Objectively it should be enough just to be a person, equal in all ways to all other people regardless of education, financial standing, religion, sex, race, beliefs or any other qualitative difference... But I don't really feel that.
If I'm honest what I really feel is a little less than worthy. A little less than I could be. I feel brittle. I don't stand with a depth of confidence that would take very many blows. I feel weak.
More than that, to get to this point has taken a couple of good years of recovery, support and hard work. Getting to where I should like to be in my well being will take more time again.
So if I've based my whole sense of self-worth, my confidence, on such ephemeral and flighty things. These things that many other people wouldn't value, or would value less than I do. Why?
A recession or depression could hit tomorrow which would wipe out many of the things that I have on my list. Would it wipe me out too?
The whole concept seems flawed.
The Buddhists say:
The origin of suffering is attachment to transient thingshttp://www.thebigview.com/buddhism/fourtruths.html#truth2
Personally I don't think I'm ready to head down the path of detachment, but it does raise a good point. Holding up transient things, and basing your self worth on them is a risky way to live.
So how to have self worth that builds and cannot be easily destroyed?
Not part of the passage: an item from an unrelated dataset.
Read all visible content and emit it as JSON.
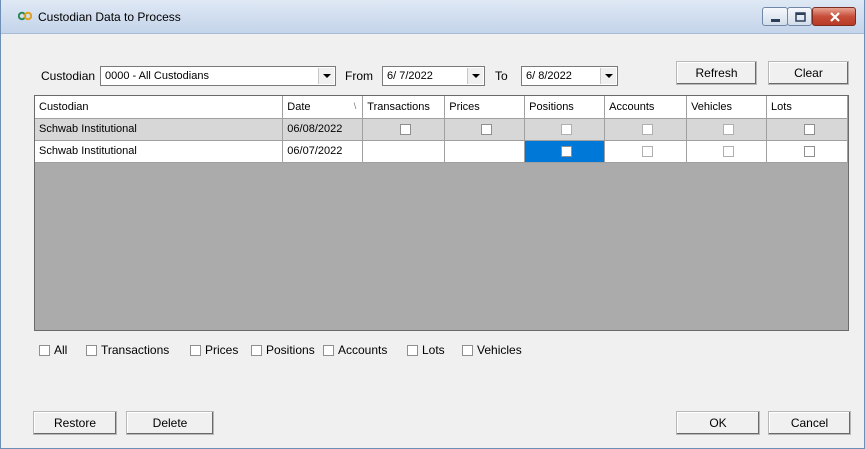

I know that it is possible to change a belief. But it takes time, and a lot of very compelling evidence. I think that belief is very bound up in self worth, because it's what you believe to be worthy that you measure yourself against.
Changing what you believe to be worthy would be difficult, and moreover it's more likely to happen unconsciously than as part of a deliberate effort. So the beliefs you have will possibly be useful to you, possibly harmful. The randomness of it all, and the suffering that ensues seem to be embedded in our culture and life experience.
Perception is also an interesting aspect of it all. How you perceive yourself, how you perceive others guides and influences your belief about your own worth.
Sometimes late at night I'll go stargazing, try to take a zoom out from my own problems, and see myself as a tiny part of the tiny part that we inhabit of this vast universe. It helps, a little, to see the futility and insignificance in the grander scheme of things of that illusive feeling we all strive for - self worth.